"Your remarks about Ken's approach surprise me. Perhaps I should re-read your exchange with him."
Well, I am critical not because I believe that his models are a bad idea, but because I believe that the conceptual framework needs to be developed more carefully. After all, there are ways of writing down classical theories that make them look like they involve weird causality, such as the Wheeler-Feynman absorber theory, but we know in that case that there are alternative ways of writing things down that have conventional causality. Therefore, it is not enough to say "look, I have derived a model starting from a block picture of spacetime". One also has to prove that there are obstacles to understanding the theory in any other way. To achieve this we need an analysis of the possibilities for such models at least as rigorous as Bell's analysis of theories with conventional causality. For this reason, I am putting his work in the "suggestive argument" category for now and, as I said, there is nothing wrong with being in that category.

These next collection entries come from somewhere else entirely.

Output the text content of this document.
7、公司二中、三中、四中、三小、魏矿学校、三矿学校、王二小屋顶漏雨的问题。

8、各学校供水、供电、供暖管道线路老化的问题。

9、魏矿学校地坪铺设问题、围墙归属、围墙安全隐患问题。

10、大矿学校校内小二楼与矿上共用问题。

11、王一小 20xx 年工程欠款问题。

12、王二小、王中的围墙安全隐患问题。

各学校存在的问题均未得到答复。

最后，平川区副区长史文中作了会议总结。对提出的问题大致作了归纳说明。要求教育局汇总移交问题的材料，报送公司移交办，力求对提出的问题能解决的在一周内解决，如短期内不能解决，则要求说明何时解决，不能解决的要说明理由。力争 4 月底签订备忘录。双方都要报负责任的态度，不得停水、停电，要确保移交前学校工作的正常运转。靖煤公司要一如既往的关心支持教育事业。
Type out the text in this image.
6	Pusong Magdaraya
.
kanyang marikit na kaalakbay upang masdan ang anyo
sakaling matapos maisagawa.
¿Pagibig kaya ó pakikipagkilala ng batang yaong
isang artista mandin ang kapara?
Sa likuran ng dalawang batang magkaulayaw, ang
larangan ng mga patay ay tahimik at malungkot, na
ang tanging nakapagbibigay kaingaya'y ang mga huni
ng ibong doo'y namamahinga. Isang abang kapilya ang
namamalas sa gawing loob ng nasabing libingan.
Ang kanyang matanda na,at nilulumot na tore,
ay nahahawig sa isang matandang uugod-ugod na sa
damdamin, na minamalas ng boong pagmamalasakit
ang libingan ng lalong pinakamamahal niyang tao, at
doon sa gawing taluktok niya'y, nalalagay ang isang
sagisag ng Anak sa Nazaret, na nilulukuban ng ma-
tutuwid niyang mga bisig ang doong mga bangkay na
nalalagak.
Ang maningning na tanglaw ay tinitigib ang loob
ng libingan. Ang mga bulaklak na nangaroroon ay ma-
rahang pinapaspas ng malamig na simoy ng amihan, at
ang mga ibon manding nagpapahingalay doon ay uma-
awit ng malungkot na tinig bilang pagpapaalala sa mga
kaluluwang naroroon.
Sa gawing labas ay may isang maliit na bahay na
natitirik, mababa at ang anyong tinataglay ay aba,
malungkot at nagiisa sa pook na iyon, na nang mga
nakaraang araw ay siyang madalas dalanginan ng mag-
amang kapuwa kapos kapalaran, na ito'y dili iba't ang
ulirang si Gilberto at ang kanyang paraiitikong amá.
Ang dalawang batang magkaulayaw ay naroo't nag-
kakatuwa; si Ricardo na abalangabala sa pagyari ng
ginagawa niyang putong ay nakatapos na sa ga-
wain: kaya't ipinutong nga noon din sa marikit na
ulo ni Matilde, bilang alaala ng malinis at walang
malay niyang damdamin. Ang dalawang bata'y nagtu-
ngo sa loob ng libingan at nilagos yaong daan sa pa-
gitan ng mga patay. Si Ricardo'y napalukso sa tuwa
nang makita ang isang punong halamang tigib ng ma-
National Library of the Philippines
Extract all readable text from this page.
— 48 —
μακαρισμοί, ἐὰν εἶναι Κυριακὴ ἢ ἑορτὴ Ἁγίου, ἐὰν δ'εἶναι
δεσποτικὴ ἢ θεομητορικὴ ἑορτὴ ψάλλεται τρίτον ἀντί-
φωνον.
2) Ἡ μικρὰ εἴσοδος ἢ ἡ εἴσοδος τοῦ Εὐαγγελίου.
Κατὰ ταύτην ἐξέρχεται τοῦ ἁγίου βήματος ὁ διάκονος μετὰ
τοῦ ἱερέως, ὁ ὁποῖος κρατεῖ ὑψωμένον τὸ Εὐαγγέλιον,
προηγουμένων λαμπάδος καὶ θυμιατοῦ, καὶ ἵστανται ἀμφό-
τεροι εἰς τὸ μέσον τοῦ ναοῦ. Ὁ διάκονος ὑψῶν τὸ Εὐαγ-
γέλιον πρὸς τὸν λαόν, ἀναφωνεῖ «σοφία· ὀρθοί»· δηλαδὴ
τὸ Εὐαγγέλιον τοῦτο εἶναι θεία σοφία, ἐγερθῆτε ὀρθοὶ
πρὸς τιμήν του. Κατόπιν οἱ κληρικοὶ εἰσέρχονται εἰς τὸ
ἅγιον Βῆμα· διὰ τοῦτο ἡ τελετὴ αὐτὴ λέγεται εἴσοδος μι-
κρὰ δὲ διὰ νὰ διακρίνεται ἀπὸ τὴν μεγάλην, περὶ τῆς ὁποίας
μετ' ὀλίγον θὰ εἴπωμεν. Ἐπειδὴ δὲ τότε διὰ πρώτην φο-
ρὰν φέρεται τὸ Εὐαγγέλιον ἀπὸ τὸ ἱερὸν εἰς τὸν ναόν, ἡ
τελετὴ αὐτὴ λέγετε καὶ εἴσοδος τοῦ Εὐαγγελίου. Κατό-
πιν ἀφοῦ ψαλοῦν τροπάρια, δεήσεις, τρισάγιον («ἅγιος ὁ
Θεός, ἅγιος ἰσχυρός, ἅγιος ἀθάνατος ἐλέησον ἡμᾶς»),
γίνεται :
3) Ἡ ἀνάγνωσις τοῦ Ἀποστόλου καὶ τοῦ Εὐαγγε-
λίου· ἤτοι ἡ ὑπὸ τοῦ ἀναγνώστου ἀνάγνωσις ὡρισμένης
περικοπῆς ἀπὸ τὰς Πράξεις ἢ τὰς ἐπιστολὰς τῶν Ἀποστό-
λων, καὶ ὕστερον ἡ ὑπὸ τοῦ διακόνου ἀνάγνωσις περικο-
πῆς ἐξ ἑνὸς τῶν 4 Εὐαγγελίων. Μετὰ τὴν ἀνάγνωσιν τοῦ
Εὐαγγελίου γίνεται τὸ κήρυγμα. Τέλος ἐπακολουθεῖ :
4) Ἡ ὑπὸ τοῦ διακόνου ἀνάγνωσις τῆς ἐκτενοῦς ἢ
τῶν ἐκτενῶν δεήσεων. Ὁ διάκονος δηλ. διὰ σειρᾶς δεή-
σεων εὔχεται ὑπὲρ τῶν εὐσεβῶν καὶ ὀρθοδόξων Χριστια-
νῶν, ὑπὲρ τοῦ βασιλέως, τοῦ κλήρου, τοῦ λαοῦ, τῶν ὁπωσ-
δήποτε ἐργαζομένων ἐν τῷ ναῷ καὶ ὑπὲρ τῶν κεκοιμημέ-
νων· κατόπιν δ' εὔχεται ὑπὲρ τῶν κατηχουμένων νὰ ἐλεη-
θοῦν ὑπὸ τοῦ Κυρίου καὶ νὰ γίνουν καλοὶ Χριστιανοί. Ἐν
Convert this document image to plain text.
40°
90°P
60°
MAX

"I'm not sure whether you answered the question as to whether non-locality would be obvious had Bell never invented his inequality. If you'd care to clarify it, I'm still interested."
Sorry, I didn't realize that this was one of your questions. My answer is a definitive no. Without Bell's analysis I think the EPR reasoning would stand (or better Einstein's earlier arguments which are less confusingly tied up with the uncertainty principle) and the best response would have been to look for a local hidden variable theory. In fact, I think there are only a few results that point to fundamental difficulties in interpreting quantum theory. These are:
- Bell's theorem
- Contextuality (This starts with Kochen-Specker, but I prefer Spekkens' more general definition)
- Results about the reality of the wavefunction (PBR theorem et. al.)
- Excess baggage theorems (results about how the size of the ontic state space must scale exponentially with the number of systems)
Each one of these theorems points to an explanatory gap. Namely,
- Ontological models must be nonlocal, but they must also be nonsignalling.
- Ontological models must be contextual, but the probabilities must be noncontextual.
- Ontological models must have the wavefunction as part of their ontology, but many quantum phenomena are most naturally interpreted in terms of an epistemic wavefunction.
- n qubits must carry O(2^n) bits of information, but on any way you define the operational information content of n qubits it comes out as O(n) bits.
All other phenomena that I know of can be modelled quite straightforwardly so long as one does not stick to the dogma that reality must be described by particles travelling along definite trajectories. This is why I am not impressed by arguments based on basic interferometry experiments like the double slit.
What the explanatory gaps indicate to me is that there is something wrong with our basic framework for realist models of quantum theory. The right framework, whether that involves retrocausality or some other exotic thing, should close all these gaps, e.g. it should reveal that quantum theory is not nonlocal after all and similarly for the other gaps.